Further placebo controlled RCTs were inappropriately discouraged (“….patients and doctors may be reluctant to embark upon a new trial that includes a placebo group.”). The implications for research did not include recommending further placebo controlled RCTs. Instead, the implications for research suggested finding high risk subgroups of CSVT patients to test more aggressive, and probably more hazardous, therapies. The evidence from this review does not justify RCTs with very risky treatments such as thrombolysis or thrombosuction presumably compared with heparin as the control.

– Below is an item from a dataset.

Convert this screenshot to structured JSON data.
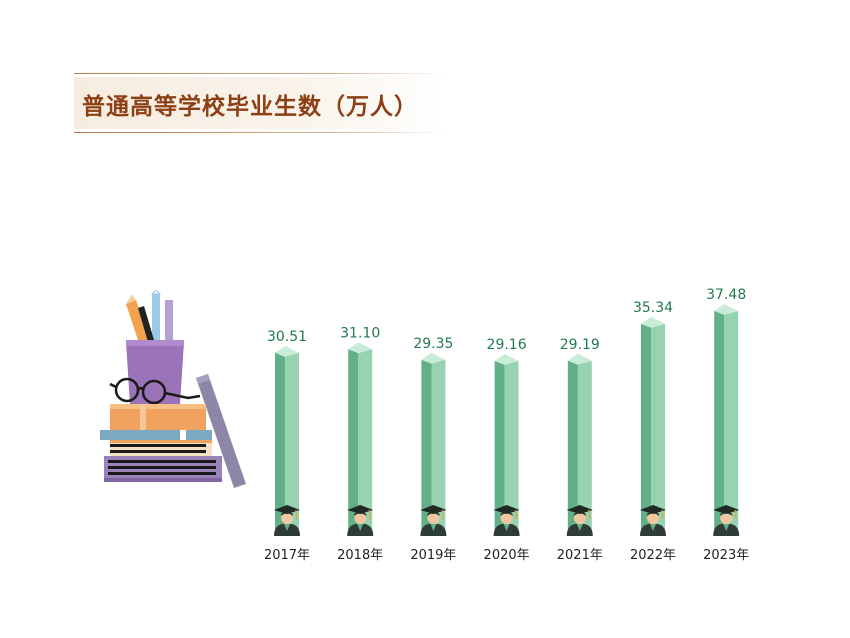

The prognosis of CSVT is better than previously thought, and most prospective studies have reported a survival of 90% or more. The largest study, “Causes and Predictors of Death in Cerebral Venous Thrombosis” (624 patients), had an acute fatality rate of 4% and 30 day mortality of 7%. In those that died, death was most likely due to cerebral hemorrhage. Heparin use was not associated with a lower mortality.2 CSVT is a disease with a wide spectrum of symptoms and a large range of severity. More and more incidental and asymptomatic cases have been recognized with improved noninvasive imaging techniques.3 Why was no mention made of incidental and asymptomatic cases in this CSVT review?
The bleeding and thrombosis risks of heparin are significant in general and probably more so in patients with CNS bleeding, like many of those with CSVT. Given the overall favorable prognosis of CSVT and the unproven efficacy and the risks of heparin, anticoagulation would seem a poor treatment choice. The implications for practice should state:
1. Heparin is unproven to be effective in reducing morbidity or mortality in CSVT patients.
2. CSVT patients should not be given heparin or other anticoagulants outside of a placebo controlled RCT setting.
1. Landefeld CS, Beyth RJ. Anticoagulant-related bleeding: clinical epidemiology, prediction, and prevention. American Journal of Medicine. 1993;95(3):315-328.
2. Canhao P, Ferro JM, Lindgren AG, et al. Causes and Predictors of Death in Cerebral Venous Thrombosis. 10.1161/01.STR.0000173152.84438.1c. Stroke. August 1, 2005;36(8):1720-1725.
3. Stolz E, Gerriets T, Bodeker RH, Hugens-Penzel M, Kaps M. Intracranial Venous Hemodynamics Is a Factor Related to a Favorable Outcome in Cerebral Venous Thrombosis. 10.1161/01.STR.0000016507.94646.E6. Stroke. June 1, 2002;33(6):1645-1650.